Chubb installed Cognos business intelligence software to bring
data together to help meet both its commercial goals and its
compliance obligations. “Data consolidation is one of the main
pillars and we use the consolidated data for compliance. But we can
also use it to monitor our effectiveness.”
Sarbanes-Oxley and Basel 2 are, of course, the two biggest
compliance programmes for Chubb. But its strong presence in the
London markets means it also comes under the Financial Services
Authority (FSA). Changes in FSA rules mean yet more compliance
work.
“The current initiative is towards contract certainty.
Traditionally there has always been a certain informality where
details are established later. The FSA wants to move to a more
rigorous framework for insurance contracts where the contracts are
finalised before they go into effect. This means we have to provide
a lot more information,” explains Thomas.
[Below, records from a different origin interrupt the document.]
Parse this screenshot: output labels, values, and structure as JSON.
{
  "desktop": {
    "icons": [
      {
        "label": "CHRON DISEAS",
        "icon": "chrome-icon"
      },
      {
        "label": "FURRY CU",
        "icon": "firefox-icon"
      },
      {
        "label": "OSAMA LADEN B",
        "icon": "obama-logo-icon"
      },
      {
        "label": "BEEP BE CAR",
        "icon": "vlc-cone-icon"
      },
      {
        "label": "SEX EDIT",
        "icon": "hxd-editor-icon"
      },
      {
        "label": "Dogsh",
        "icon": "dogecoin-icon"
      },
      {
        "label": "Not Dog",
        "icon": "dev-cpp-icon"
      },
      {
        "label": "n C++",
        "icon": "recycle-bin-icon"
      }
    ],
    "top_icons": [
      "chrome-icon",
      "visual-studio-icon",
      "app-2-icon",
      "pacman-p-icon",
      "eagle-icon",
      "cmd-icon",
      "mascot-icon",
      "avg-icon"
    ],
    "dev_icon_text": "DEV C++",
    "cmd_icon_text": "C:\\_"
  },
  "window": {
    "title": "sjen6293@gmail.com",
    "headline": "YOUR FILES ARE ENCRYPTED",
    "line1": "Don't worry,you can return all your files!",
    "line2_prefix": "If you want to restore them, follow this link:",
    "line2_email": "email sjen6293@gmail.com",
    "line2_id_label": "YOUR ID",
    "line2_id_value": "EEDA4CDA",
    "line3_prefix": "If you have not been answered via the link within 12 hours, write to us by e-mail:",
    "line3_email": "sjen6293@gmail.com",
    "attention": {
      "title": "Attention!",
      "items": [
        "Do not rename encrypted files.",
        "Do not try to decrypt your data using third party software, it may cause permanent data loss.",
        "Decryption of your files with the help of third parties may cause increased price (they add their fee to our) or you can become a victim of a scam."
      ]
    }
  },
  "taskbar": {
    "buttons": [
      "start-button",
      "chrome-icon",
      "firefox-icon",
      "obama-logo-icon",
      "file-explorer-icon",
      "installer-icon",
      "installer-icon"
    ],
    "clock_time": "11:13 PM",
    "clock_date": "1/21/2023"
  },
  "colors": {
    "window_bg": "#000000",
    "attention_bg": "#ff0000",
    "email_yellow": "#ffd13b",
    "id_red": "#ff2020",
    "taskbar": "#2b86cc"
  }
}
HOW COMPLIANCE DEADLINES SHIFT
Compliance deadlines suffer from the same disease as IT project
delivery deadlines: they slip. The deadline for the Market in
Financial Instruments Directive (MiFID) was originally set for
October 2006. It then moved to April 2007 and, currently, is set
for November 2007, but there is always the possibility the deadline
will slip again.
The far-reaching nature of MiFID – it not only imposes rules of
transactional transparency, it also fundamentally changes the
financial trading structure – means there is a lot more work to do
than was first thought.
Basel 2, which imposes more rigorous risk management on
financial institutions has been subject to even longer delays. In
2001, it was expected that it would be in place by 2004. The
deadline was shifted to 2005 and now the first phase is scheduled
for the end of 2006, with completion by the end of 2007.
While most European institutions are confident of meeting the
deadline, there is concern that some US banks might not be ready in
time. Further slippage seems a distinct possibility.